The Kinder Morgan project failed because the company couldn’t get enough natural gas power plants or local distribution companies to sign up for space on the pipeline.
The Access Northeast proposal was built on an alternative proposition: If big natural gas customers won’t pay for new pipeline capacity, get electricity ratepayers to foot the bill.
New England governors first floated that proposition in 2013, in the hope that more natural gas coming into the region would lower electricity prices, especially during the winter when most of the pipeline capacity we now have is used for home heating.
But the Massachusetts high court ruled that such a funding scheme exposes ratepayers to too much financial risk, and runs afoul of laws that were passed to deregulate the energy market in the region.
Although it was widely reported that the Bay State ruling means the end of Access Northeast, that’s not necessarily the case, according to Eversource Executive Vice President Lee Olivier. “Our work to obtain contract approval will continue throughout the New England states while an alternative path is established in Massachusetts,” he wrote in an Aug. 24 letter to policymakers.
Eversource spokesman Martin Murray said the plan remains in front of the New Hampshire Public Utilities Commission for its consideration.

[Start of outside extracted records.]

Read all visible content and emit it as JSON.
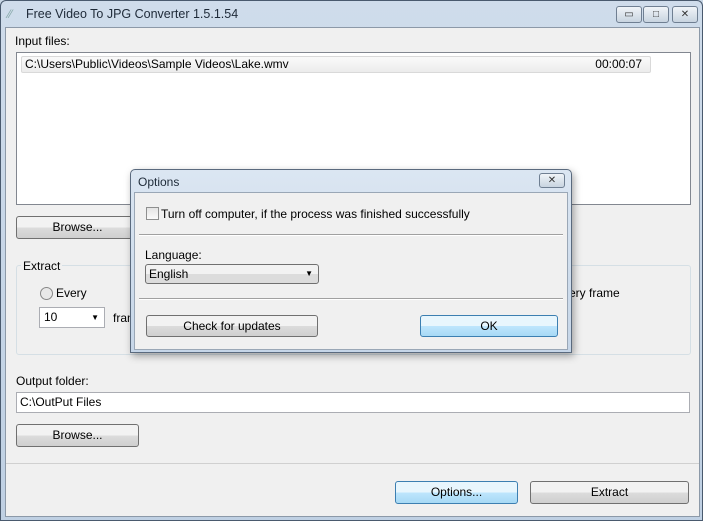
{
  "window": {
    "title": "Free Video To JPG Converter 1.5.1.54"
  },
  "input": {
    "label": "Input files:",
    "files": [
      {
        "path": "C:\\Users\\Public\\Videos\\Sample Videos\\Lake.wmv",
        "duration": "00:00:07"
      }
    ],
    "browse": "Browse..."
  },
  "extract": {
    "label": "Extract",
    "every": "Every",
    "every_value": "10",
    "frames": "frames",
    "every_frame": "Every frame"
  },
  "output": {
    "label": "Output folder:",
    "path": "C:\\OutPut Files",
    "browse": "Browse..."
  },
  "footer": {
    "options": "Options...",
    "extract": "Extract"
  },
  "dialog": {
    "title": "Options",
    "shutdown": "Turn off computer, if the process was finished successfully",
    "shutdown_checked": false,
    "language_label": "Language:",
    "language": "English",
    "check_updates": "Check for updates",
    "ok": "OK"
  }
}
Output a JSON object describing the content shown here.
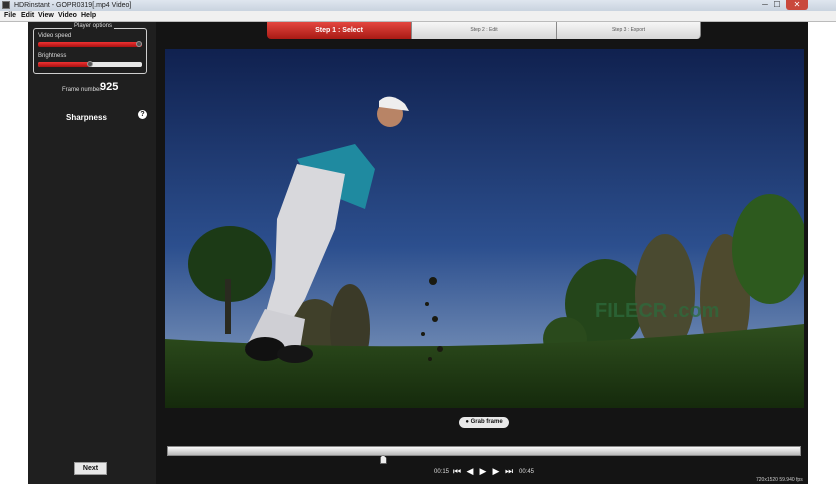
{
  "window": {
    "title": "HDRinstant - GOPR0319[.mp4 Video]",
    "minimize": "─",
    "maximize": "☐",
    "close": "✕"
  },
  "menu": [
    "File",
    "Edit",
    "View",
    "Video",
    "Help"
  ],
  "player_options": {
    "title": "Player options",
    "video_speed": {
      "label": "Video speed",
      "value": 1.0
    },
    "brightness": {
      "label": "Brightness",
      "value": 0.5
    }
  },
  "frame": {
    "label": "Frame number",
    "value": "925"
  },
  "sharpness": {
    "label": "Sharpness",
    "help": "?"
  },
  "next_label": "Next",
  "steps": [
    {
      "label": "Step 1 : Select",
      "active": true
    },
    {
      "label": "Step 2 : Edit",
      "active": false
    },
    {
      "label": "Step 3 : Export",
      "active": false
    }
  ],
  "grab_frame_label": "Grab frame",
  "playback": {
    "current": "00:15",
    "total": "00:45",
    "position": 0.34
  },
  "status": "720x1520  59.940 fps",
  "watermark": "FILECR .com",
  "colors": {
    "accent": "#d7302a",
    "panel": "#1f1f1f"
  }
}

“We can’t continue to increase demand and reliance on natural gas for electricity without addressing the supply,” said Murray. “The Massachusetts court decision does not solve that challenge and, for our part, Eversource will continue to work to help develop a solution.”
Don Kreis, who heads up the Office of Consumer Advocate in the New Hampshire PUC, suggests that Eversource is engaging in some wishful thinking.
“Eversource cannot state it is continuing to move forward with a petition based on the testimony it submitted to the PUC in February,” he said.
The proposal submitted in February is based on a project to be jointly funded by electric customers in all six of the New England states.
“Those facts are no longer operative,” he said. “The PUC doesn’t issue rulings based on hypothetical — or, indeed, fictional — scenarios.”
Eversource believes it can still keep Massachusetts in the project, either by coming up with a new way for Bay State customers to pay their share, or by asking the Massachusetts Legislature to override the court’s decision.
“My office is still evaluating what we intend to do,” said Kreis.
One option is asking the PUC in New Hampshire to dismiss or to stay the Access Northeast proceeding. Another is to simply await the PUC’s decision on the legal issues, which Kreis says are similar to the issues decided by the court in Massachusetts.
“There’s a substantial risk to Eversource that the (New Hampshire) PUC will give the same answer, as a matter of New Hampshire law, that the Massachusetts court gave under Massachusetts law,” he said.
If the PUC rules in Eversource’s favor, Kreis says he would likely ask the New Hampshire Supreme Court to hear an appeal immediately.
All of which has proponents of new energy projects wondering if natural gas capacity into New England can ever be expanded.
“While the merits of ratepayer financing of pipelines are debatable, the Massachusetts ruling ostensibly squashed the prospects of any natural gas pipeline expansion that could ease the volatility of natural gas prices and electricity prices in the region,” said Marc Brown, executive director of the New England Ratepayers Association.